Stilwell Slams HopFed CEO's Pay Package

Activist investor Joseph Stilwell is pulling out his sharpest knives in his proxy fight with HopFed Bancorp (HFBC).

But HopFed has a powerful counter-attack of its own.

Stilwell, who controls about 7.6% of HopFed's common stock and has nominated a representative for the $981 million-asset company's board, expressed displeasure with the compensation package for Chief Executive John Peck in a May 2 letter to shareholders.

"It seems to me that our CEO is well taken care of irrespective of how shareholders fare," Stilwell wrote in the letter, which was included in a regulatory filing. "Considering Mr. Peck's contribution to shareholder value, we think his cost is dramatically out of line with the results produced."

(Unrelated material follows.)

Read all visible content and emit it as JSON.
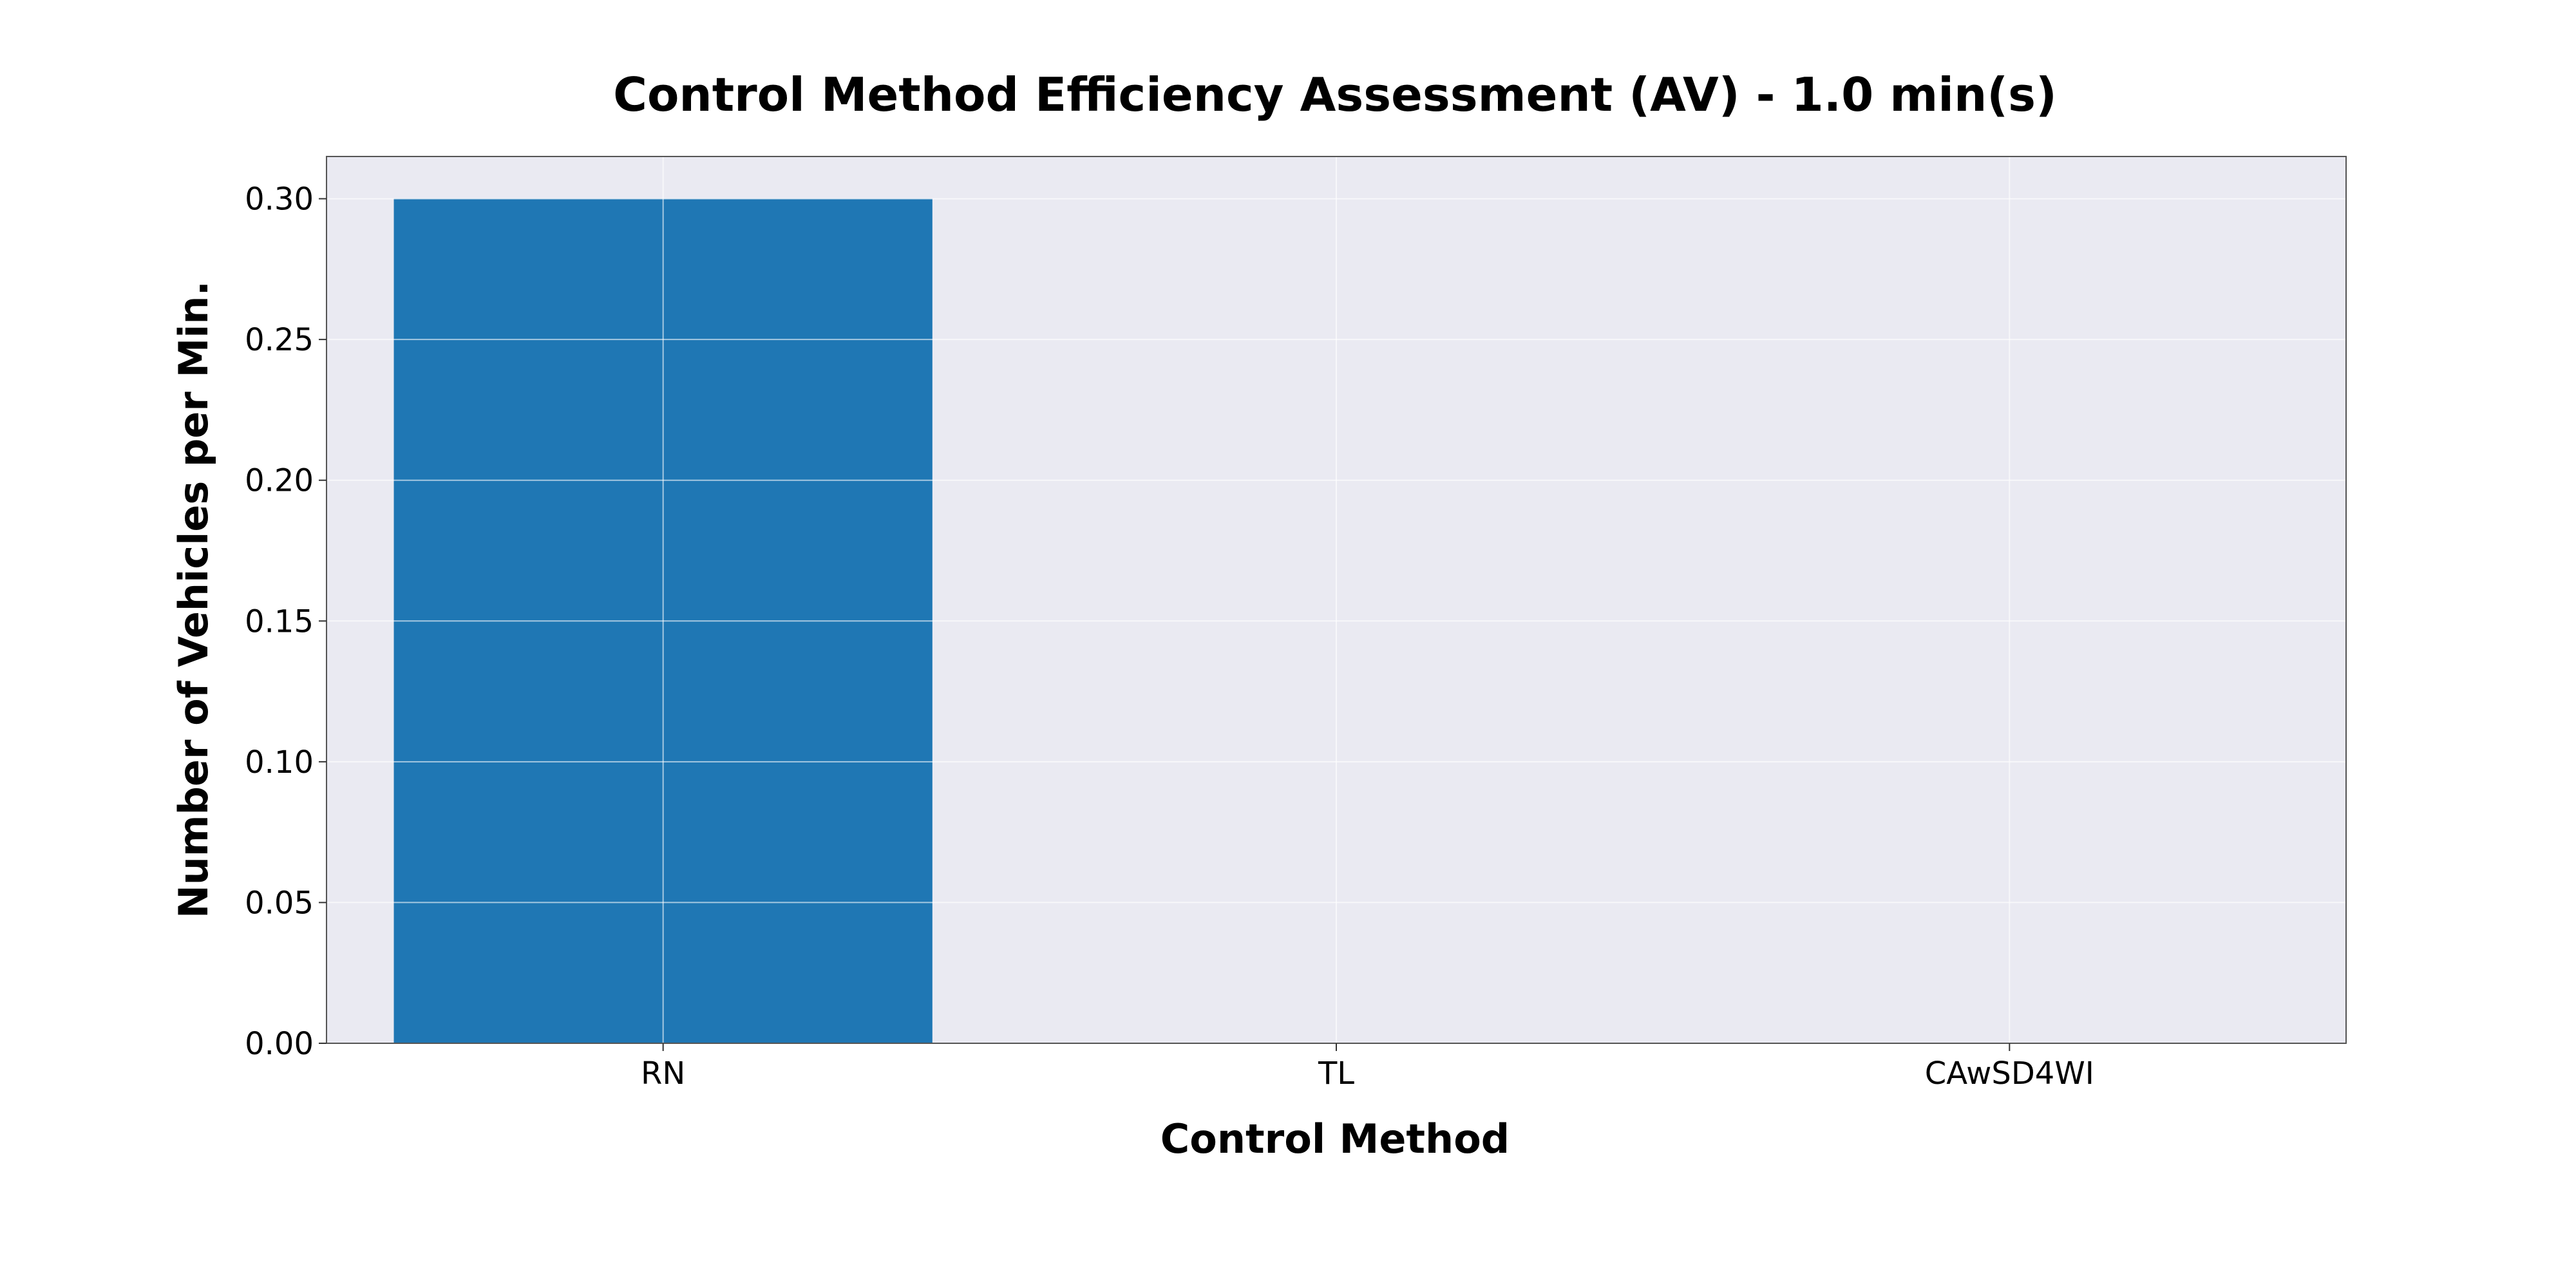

In his letter, Stilwell included a chart to show that Peck's base salary had more than doubled since 2001, hitting $301,044 last year. Stilwell also took issue with contributions to the Peck's country club dues, stock awards, a cash bonus and more than $10,000 in car lease payments that Peck received in 2012. "He couldn't afford a car on his salary?" Stilwell panned.

Stilwell was particularly incensed that Peck accepted $7,825 in director fees last year. "On the boards that I've served as a director, no executive officer ever accepted director fees," he wrote.

Stilwell had already voiced his opposition to HopFed's plans to buy Sumner Bank & Trust in Gallatin, Tenn. His recent letter made his objections even more clear. "Under no circumstances should a bank trading under tangible book value buy another bank at a premium to book," he wrote.

HopFed has been fighting back. Earlier this week, HopFed touted an endorsement from Glass Lewis, a proxy advisory firm that has recommended that shareholders vote for the Hopkinsville, Ky., company's three board nominees. The firm also backed Sumner acquisition, saying it will give HopFed exposure to the "attractive demographic profiles" around Nashville, Tenn., and result in roughly $2.1 million in cost savings.

Glass Lewis also endorsed the company's long-term incentive plan and criticized Stilwell for not providing details of his plans, HopFed said. Glass Lewis also criticized Stilwell's nominee, Robert Bolton, president of Iron Bay Capital, because of a perceived lack of banking experience.

Another concern, Glass Lewis said, is that Stilwell "has granted its nominee an option to purchase shares of the company's common stock that will become exercisable only upon the occurrence of a change of control. We are concerned this arrangement provides Mr. Bolton with an incentive to pursue a sale of the company irrespective of whether it is in the best interests of other shareholders."

Peck did not immediately return phone calls seeking comment.

The matter will be decided at the company's annual meeting on May 15.